In other words, just faff for a decade or so and arguably something will pop up. Hasn't exactly worked for the liberals, has it. Flip-flopper Beazley the exemplar of nerve? What a poor model for a party wanting to get out of opposition. What a poor piece of analysis by Milney, he should have laughed in Minchin's face. Minchin monstered Beazley and he fancies his chances of monstering anyone content to follow the lazy and complacent Beazley model.

The successes of the Rudd government have put the core values of the Liberal Party under strain. Neither Howard nor any other Liberal could have achieved the foreign policy success in China that Rudd did, another example of him shifting the debate beyond the tactical grasp and intellectual resources of the Liberals.

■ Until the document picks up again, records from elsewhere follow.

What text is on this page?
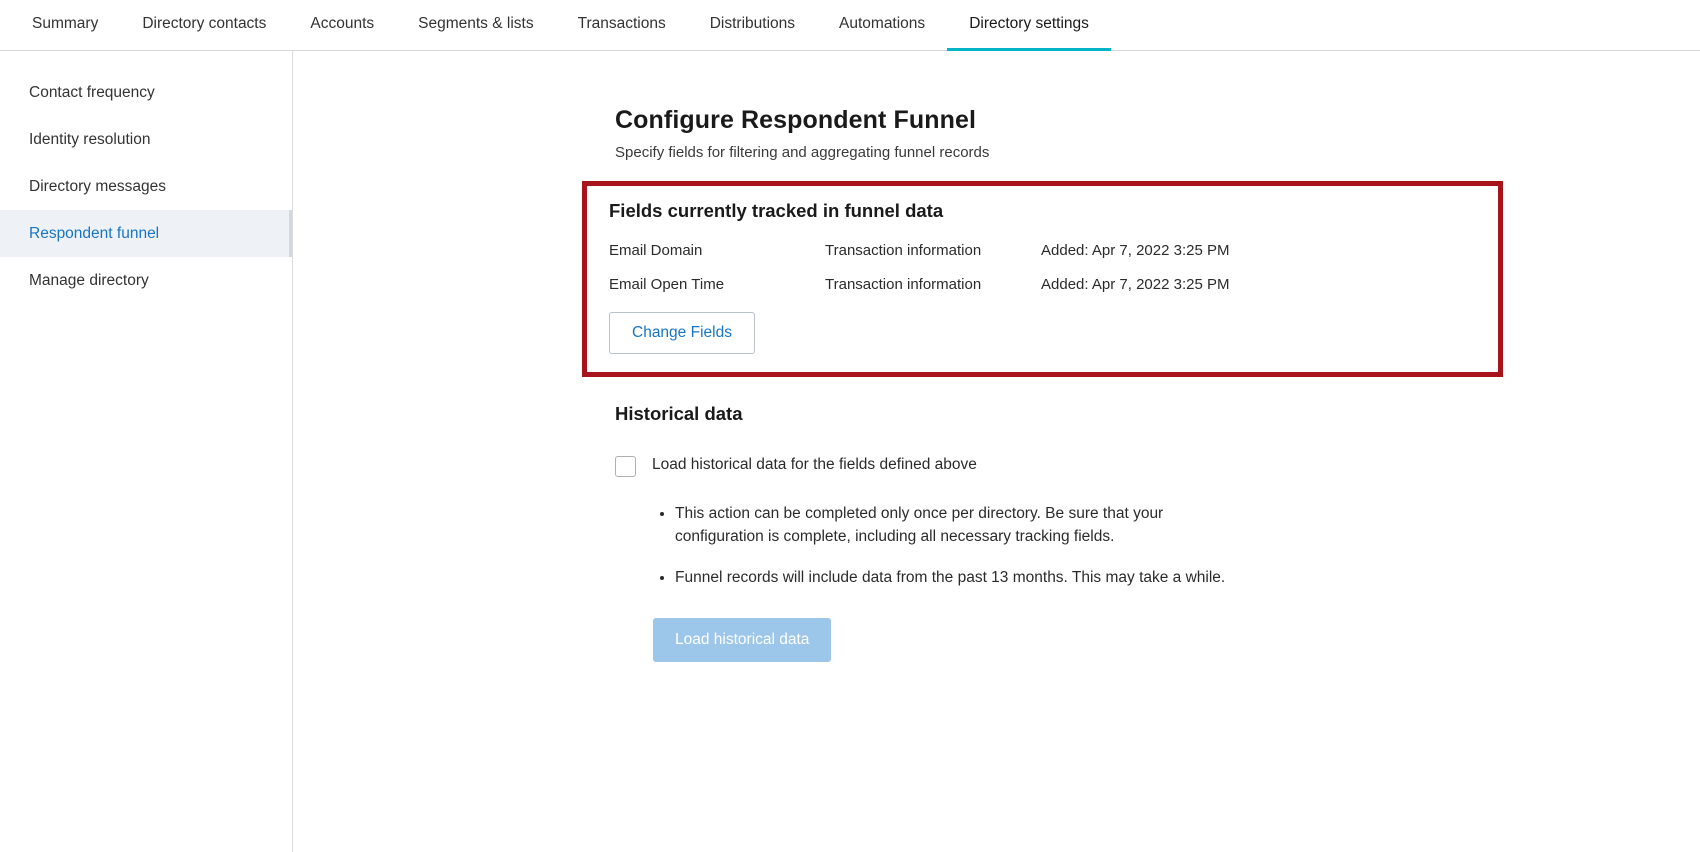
Summary	Directory contacts	Accounts	Segments & lists	Transactions	Distributions	Automations	Directory settings
Contact frequency
Identity resolution
Directory messages
Respondent funnel
Manage directory
Configure Respondent Funnel

Specify fields for filtering and aggregating funnel records

Fields currently tracked in funnel data
Email Domain	Transaction information	Added: Apr 7, 2022 3:25 PM
Email Open Time	Transaction information	Added: Apr 7, 2022 3:25 PM
Change Fields
Historical data
Load historical data for the fields defined above
• This action can be completed only once per directory. Be sure that your configuration is complete, including all necessary tracking fields.
• Funnel records will include data from the past 13 months. This may take a while.
Load historical data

The fact that the Stolen Generations apology was not a damp squib and that economic hardship looms to early to fully blame Labor has put Liberal values under strain - all the more with lack of support from any Liberal government outside municipal Brisbane (and not much there, as Campbell Newman has hardly stepped up onto the national stage).

The next Liberal government will be as different from Howard's as Howard's was from Fraser's government. To get ready for the next Liberal government, the challenge is to start working out what policy approaches should be retained, what junked, and what replaces the elements that get junked.

The storm will get worse. Once sturdy edifices will be blown away. Delicate buds being nurtured to sturdy oaks will be drowned and uprooted. The Minchin vision of the Liberals just sitting there with an umbrella waiting for the bus to stop by and take them gently back to government is beyond ridiculous, it harms the Liberals' chances of winning government again.

There's also the issue of Joel Fitzgibbon getting off scot-free in Defence - if Minchin was the political lion he fancies himself as, Fitzgibbon should be in dire trouble rather than just busy. Same with the hapless Jenny Macklin: Tony Abbott has been monstered by two Labor women already in Gillard and Roxon, do we have to wait until Kate Ellis starts climbing all over him to realise he's a loser?

To realise this is to say to Minchin and Abbott what they did not, could not say to Howard: go, go now, the Liberal Party is better off without you. The fact that these turkeys are good for nothing else need not be the Liberal Party's problem.